In light of the rise of long COVID as a persistent and significant health issue, the Office for Civil Rights of the Department of Health and Human Services and the Civil Rights Division of the Department of Justice have joined together to provide this guidance.
This guidance explains that long COVID can be a disability under Titles II (state and local government) and III (public accommodations) of the Americans with Disabilities Act (ADA),3 Section 504 of the Rehabilitation Act of 1973 (Section 504), and Section 1557 of the Patient Protection and Affordable Care Act (Section 1557).
Each of these federal laws protects people with disabilities from discrimination. This guidance also provides resources for additional information and best practices.
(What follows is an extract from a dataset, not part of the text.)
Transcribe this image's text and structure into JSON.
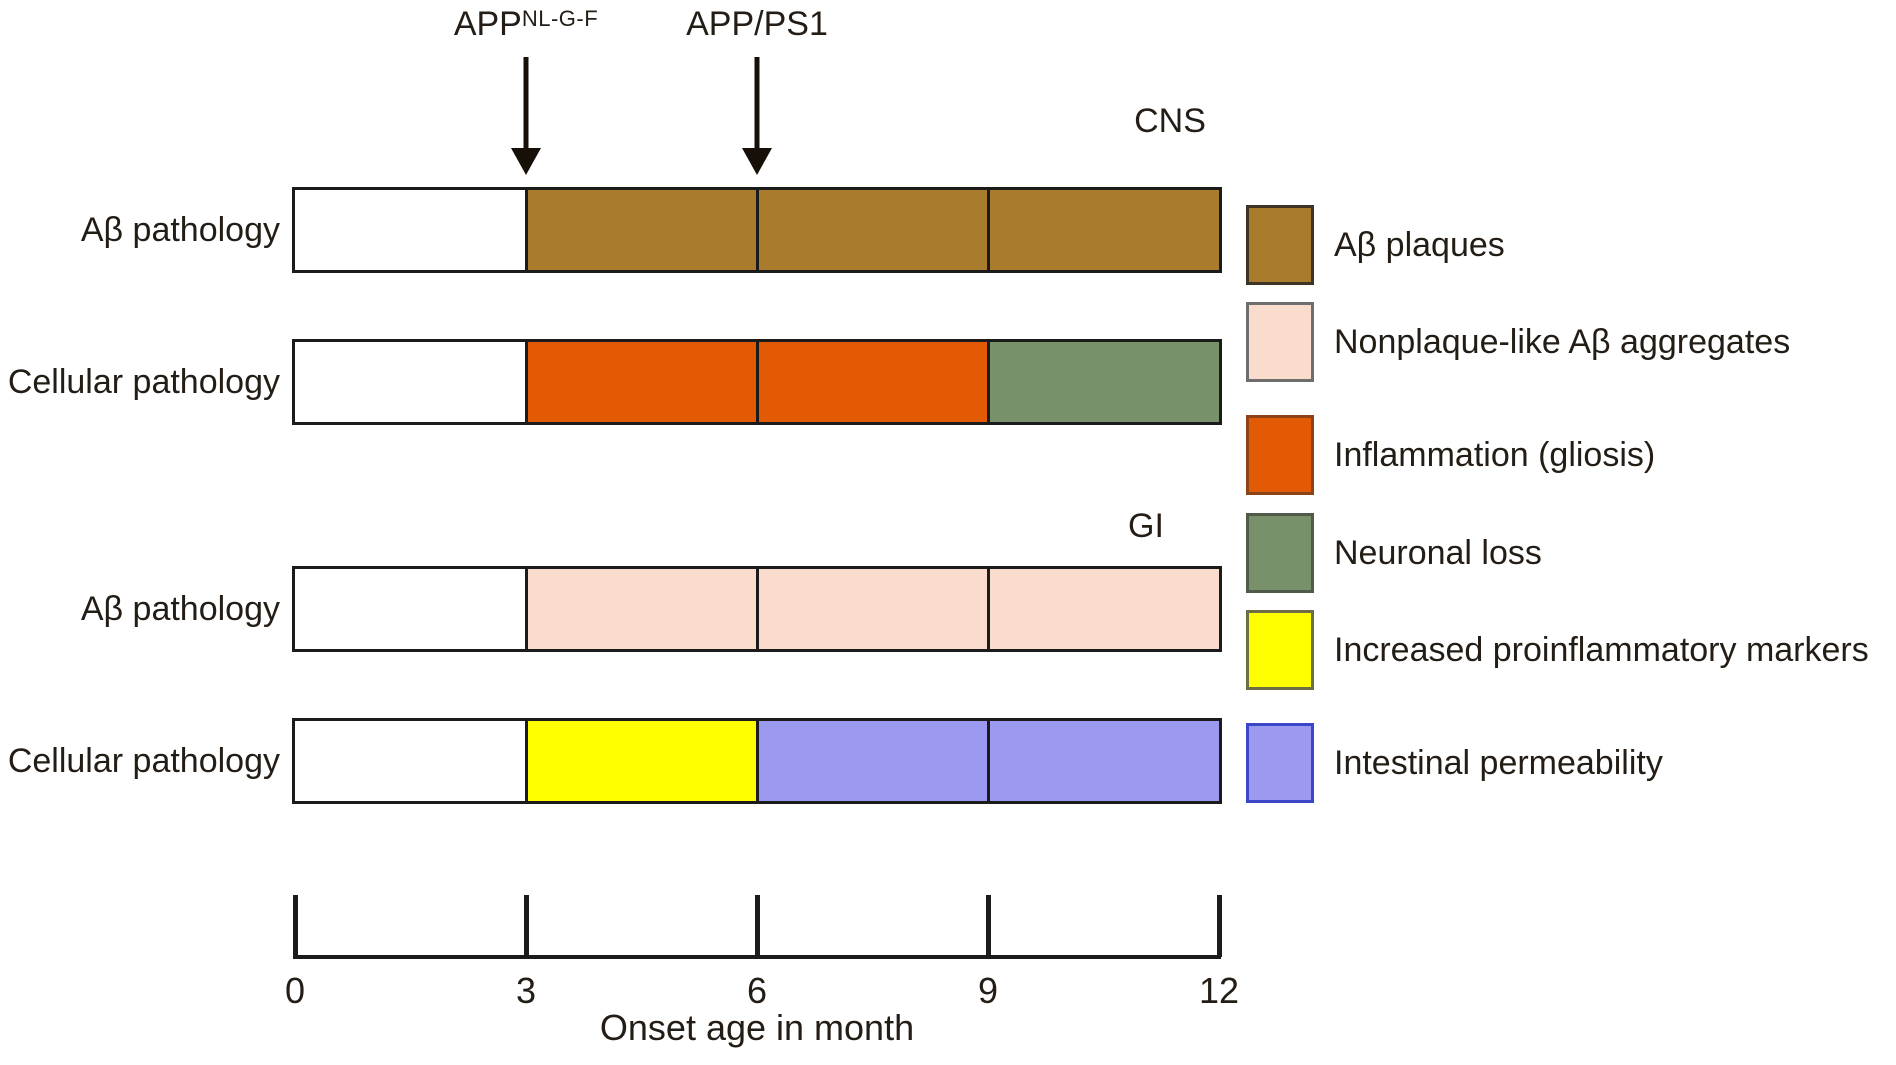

This document focuses solely on long COVID, and does not address when COVID-19 may meet the legal definition of disability.
The civil rights protections and responsibilities of these federal laws apply even during emergencies.
They cannot be waived.
According to the Centers for Disease Control and Prevention (CDC), people with long COVID have a range of new or ongoing symptoms that can last weeks or months after they are infected with the virus that causes COVID-19 and that can worsen with physical or mental activity.
Examples of common symptoms of long COVID include:
Tiredness or fatigue
Difficulty thinking or concentrating (sometimes called “brain fog”)
Shortness of breath or difficulty breathing
Dizziness on standing
Fast-beating or pounding heart (known as heart palpitations)
Joint or muscle pain
Depression or anxiety
Loss of taste or smell
This list is not exhaustive.
Some people also experience damage to multiple organs including:
Long COVID is a physiological condition affecting one or more body systems. For example, some people with long COVID experience:
Heart damage, (including inflammation of the heart muscle)
Damage to the circulatory system resulting in poor blood flow
Lingering emotional illness and other mental health conditions
Accordingly, long COVID is a physical or mental impairment under the ADA, Section 504, and Section 1557.
Is long COVID always a disability?
An individualized assessment is necessary to determine whether a person’s long COVID condition or any of its symptoms substantially limits a major life activity. The CDC and health experts are working to better understand long COVID.
This guidance addresses the “actual disability” part of the disability definition. The definition also covers individuals with a “record of” a substantially limiting impairment or those “regarded as” having a physical impairment (whether substantially limiting or not). This document does not address the “record of” or “regarded as” parts of the disability definition, which may also be relevant to claims regarding long COVID.